Assange’s health has deteriorated since his confinement. He developed arrhythmia, high blood pressure, chronic cough and a Vitamin D deficiency.
On November 30, the United Nations rejected the U.K.’s appeal to their initial ruling in February that favored Assange.
“Now that all appeals are exhausted I expect that the U.K. and Sweden will comply with their international obligations and set me free. It is an obvious and grotesque injustice to detain someone for six years who hasn’t even been charged with an offence,” Assange said in a released statement.
Despite the ruling, the U.K. and Sweden continue to undermine the United Nation’s system of human rights protection and the countries’ commitment to the United Nations, in which it serves as members.

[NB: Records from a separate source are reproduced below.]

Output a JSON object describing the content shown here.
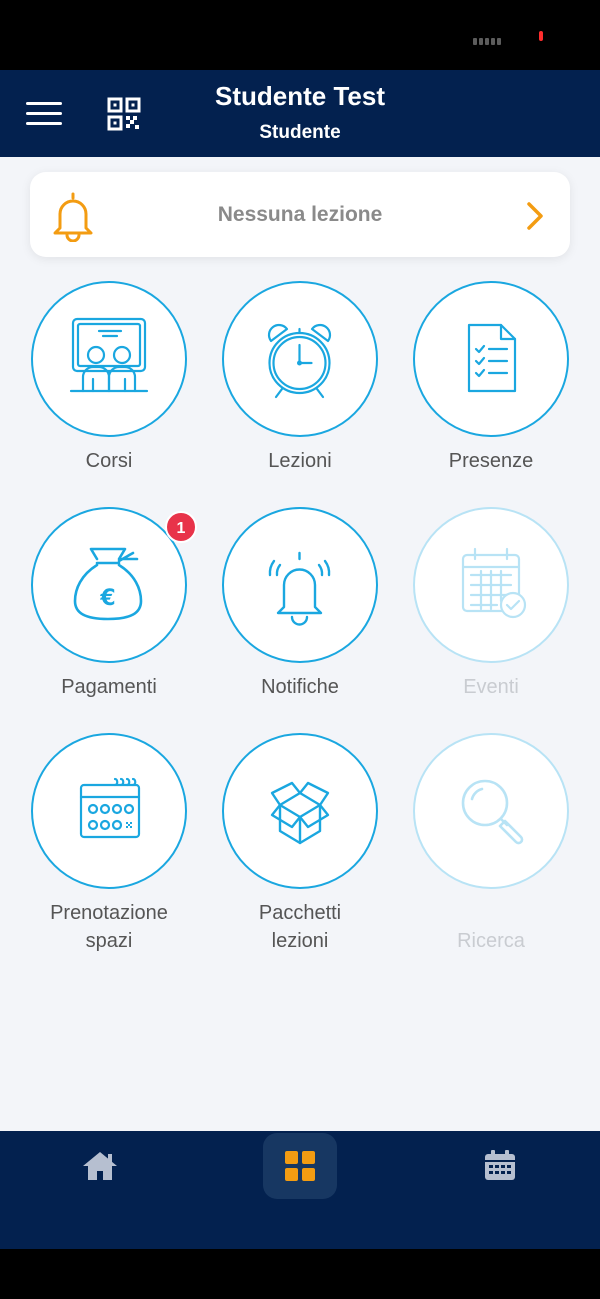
{
  "header": {
    "title": "Studente Test",
    "subtitle": "Studente"
  },
  "lesson_card": {
    "text": "Nessuna lezione"
  },
  "tiles": [
    {
      "label": "Corsi",
      "icon": "classroom-icon"
    },
    {
      "label": "Lezioni",
      "icon": "alarm-clock-icon"
    },
    {
      "label": "Presenze",
      "icon": "checklist-icon"
    },
    {
      "label": "Pagamenti",
      "icon": "money-bag-icon",
      "badge": "1"
    },
    {
      "label": "Notifiche",
      "icon": "bell-icon"
    },
    {
      "label": "Eventi",
      "icon": "calendar-check-icon",
      "disabled": true
    },
    {
      "label": "Prenotazione spazi",
      "line1": "Prenotazione",
      "line2": "spazi",
      "icon": "booking-calendar-icon"
    },
    {
      "label": "Pacchetti lezioni",
      "line1": "Pacchetti",
      "line2": "lezioni",
      "icon": "package-box-icon"
    },
    {
      "label": "Ricerca",
      "icon": "search-icon",
      "disabled": true
    }
  ],
  "bottom_nav": {
    "items": [
      {
        "icon": "home-icon"
      },
      {
        "icon": "grid-icon",
        "active": true
      },
      {
        "icon": "calendar-icon"
      }
    ]
  },
  "colors": {
    "header": "#03214f",
    "accent": "#1aa7e0",
    "warning": "#f39c12",
    "badge": "#e8334a",
    "background": "#f3f5f9"
  }
}
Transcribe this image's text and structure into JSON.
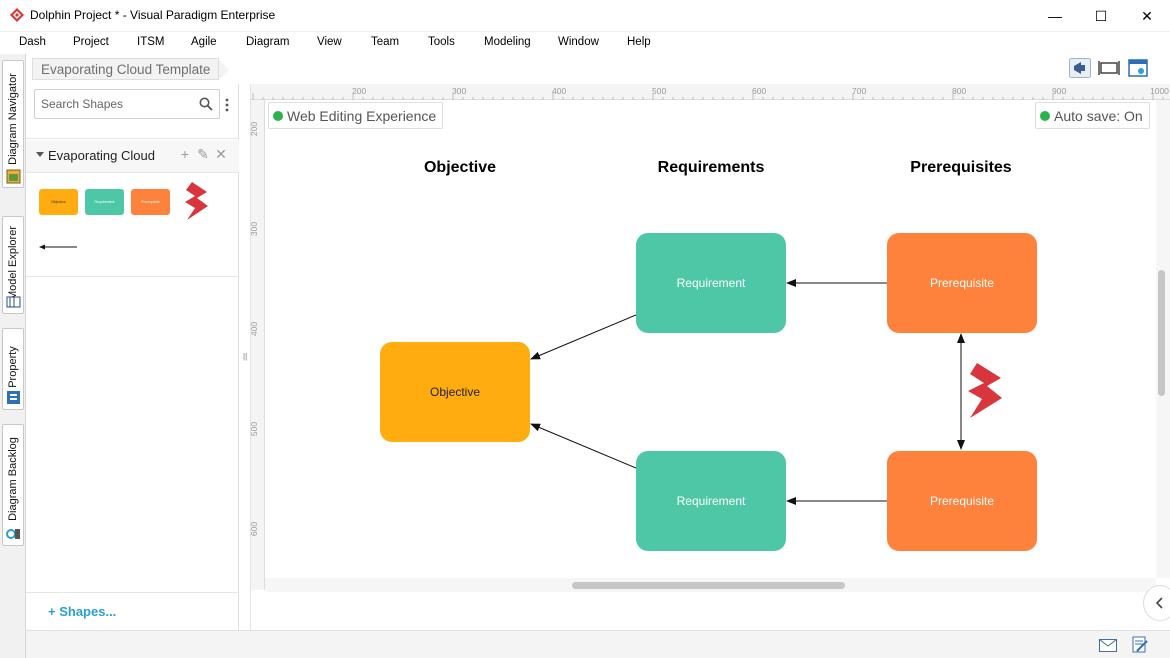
{
  "window": {
    "title": "Dolphin Project * - Visual Paradigm Enterprise",
    "controls": {
      "minimize": "—",
      "maximize": "☐",
      "close": "✕"
    }
  },
  "menu": [
    "Dash",
    "Project",
    "ITSM",
    "Agile",
    "Diagram",
    "View",
    "Team",
    "Tools",
    "Modeling",
    "Window",
    "Help"
  ],
  "side_tabs": [
    "Diagram Navigator",
    "Model Explorer",
    "Property",
    "Diagram Backlog"
  ],
  "breadcrumb": "Evaporating Cloud Template",
  "shapes_panel": {
    "search_placeholder": "Search Shapes",
    "group_title": "Evaporating Cloud",
    "mini_shapes": [
      {
        "label": "Objective",
        "color": "#ffac10"
      },
      {
        "label": "Requirement",
        "color": "#4dc7a6"
      },
      {
        "label": "Prerequisite",
        "color": "#ff823c"
      }
    ],
    "shapes_link": "Shapes..."
  },
  "rulers": {
    "top": [
      "200",
      "300",
      "400",
      "500",
      "600",
      "700",
      "800",
      "900",
      "1000"
    ],
    "left": [
      "200",
      "300",
      "400",
      "500",
      "600"
    ]
  },
  "canvas": {
    "web_editing": "Web Editing Experience",
    "auto_save": "Auto save: On",
    "columns": [
      "Objective",
      "Requirements",
      "Prerequisites"
    ],
    "nodes": {
      "objective": "Objective",
      "requirement_top": "Requirement",
      "requirement_bottom": "Requirement",
      "prerequisite_top": "Prerequisite",
      "prerequisite_bottom": "Prerequisite"
    }
  },
  "colors": {
    "objective": "#ffac10",
    "requirement": "#4dc7a6",
    "prerequisite": "#ff823c",
    "conflict": "#d9353c",
    "status_on": "#2bb24c",
    "link": "#2a9fd6"
  }
}
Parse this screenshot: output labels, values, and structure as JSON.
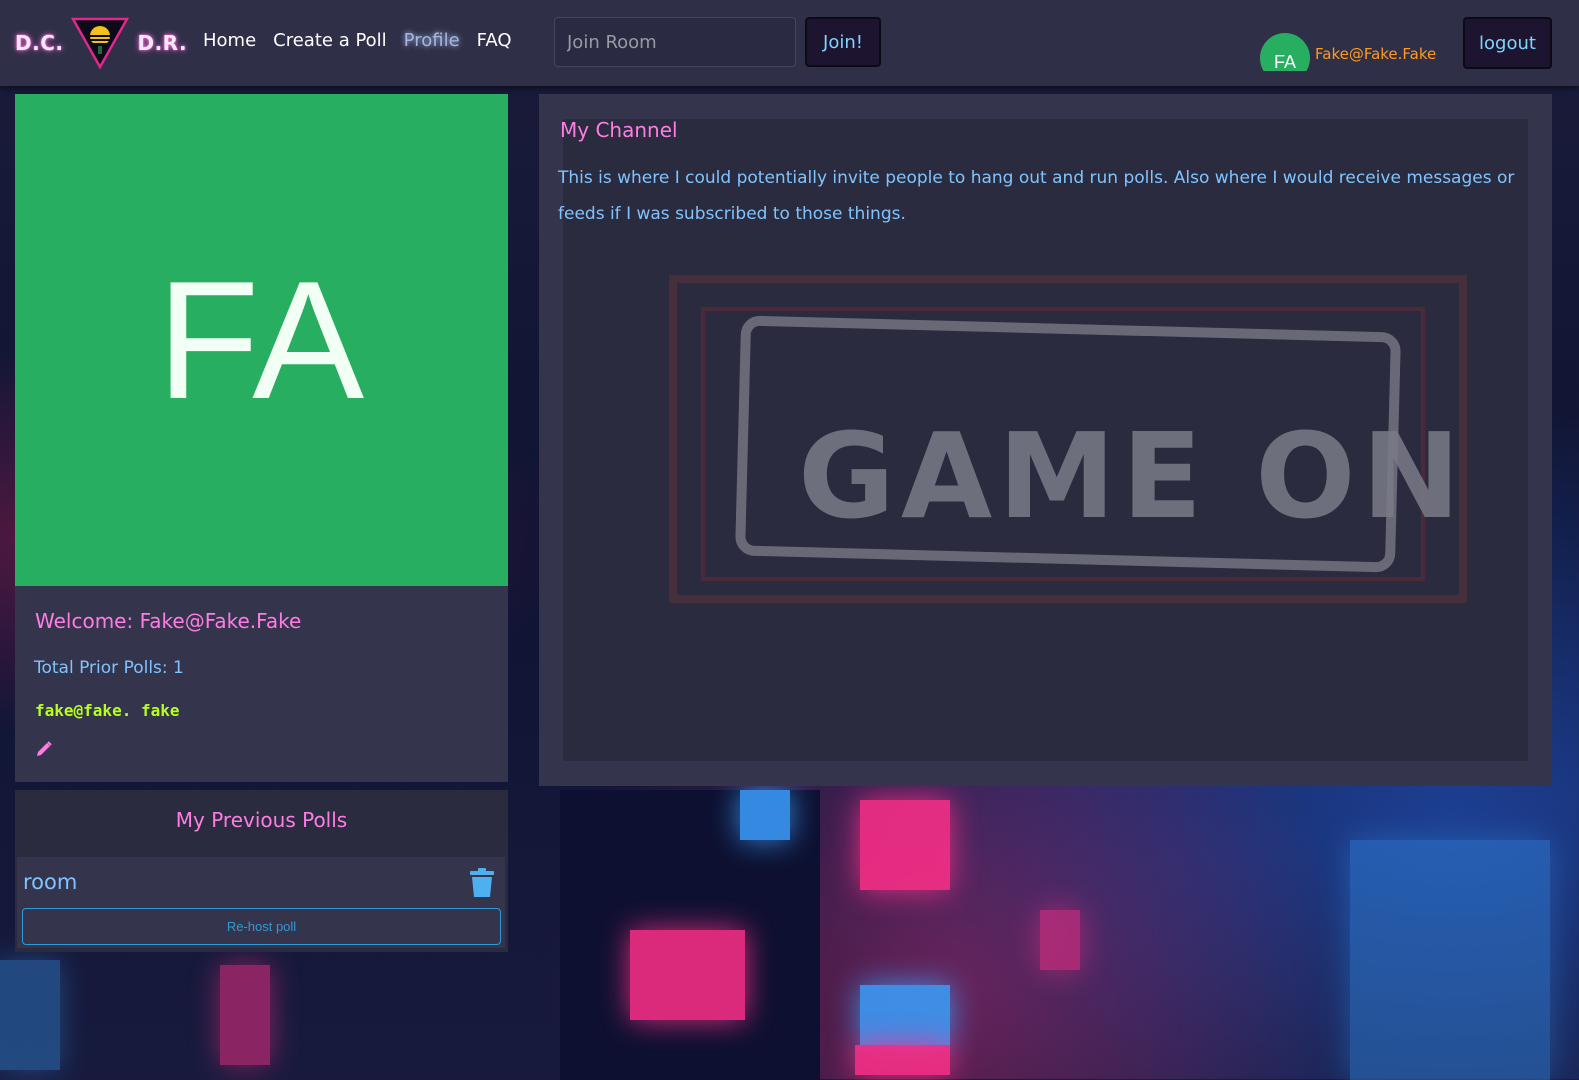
{
  "brand": {
    "left_text": "D.C.",
    "right_text": "D.R."
  },
  "nav": {
    "items": [
      {
        "label": "Home",
        "active": false
      },
      {
        "label": "Create a Poll",
        "active": false
      },
      {
        "label": "Profile",
        "active": true
      },
      {
        "label": "FAQ",
        "active": false
      }
    ]
  },
  "join": {
    "placeholder": "Join Room",
    "value": "",
    "button_label": "Join!"
  },
  "user": {
    "avatar_initials": "FA",
    "email": "Fake@Fake.Fake",
    "logout_label": "logout"
  },
  "profile": {
    "initials": "FA",
    "welcome_label": "Welcome: ",
    "welcome_name": "Fake@Fake.Fake",
    "total_polls_text": "Total Prior Polls: 1",
    "email": "fake@fake. fake"
  },
  "previous_polls": {
    "title": "My Previous Polls",
    "items": [
      {
        "name": "room",
        "rehost_label": "Re-host poll"
      }
    ]
  },
  "channel": {
    "title": "My Channel",
    "description": "This is where I could potentially invite people to hang out and run polls. Also where I would receive messages or feeds if I was subscribed to those things.",
    "image_text": "GAME ON"
  },
  "colors": {
    "nav_bg": "#2f3048",
    "card_bg": "#34344c",
    "avatar_green": "#27ae60",
    "pink_accent": "#ff7de3",
    "blue_text": "#7fc4ff",
    "lime_text": "#b7ff1f",
    "orange_email": "#ff9a1f"
  }
}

Dozens of International Human Rights groups and notable figures have called for Assange’s release, including Michael Moore, Oliver Stone, Pamela Anderson, Benedict Cumberbatch and several others. But given the United Nations’ recent insistence that the U.K. and Sweden release Assange, the pressure for the two countries to desist violating his civil rights and liberties is building. If the U.K. and Sweden continue to detain Assange, they will set a dangerous precedent for other nations around the world to ignore pressure from the United Nations so that they may violate civil liberties at their own discretion.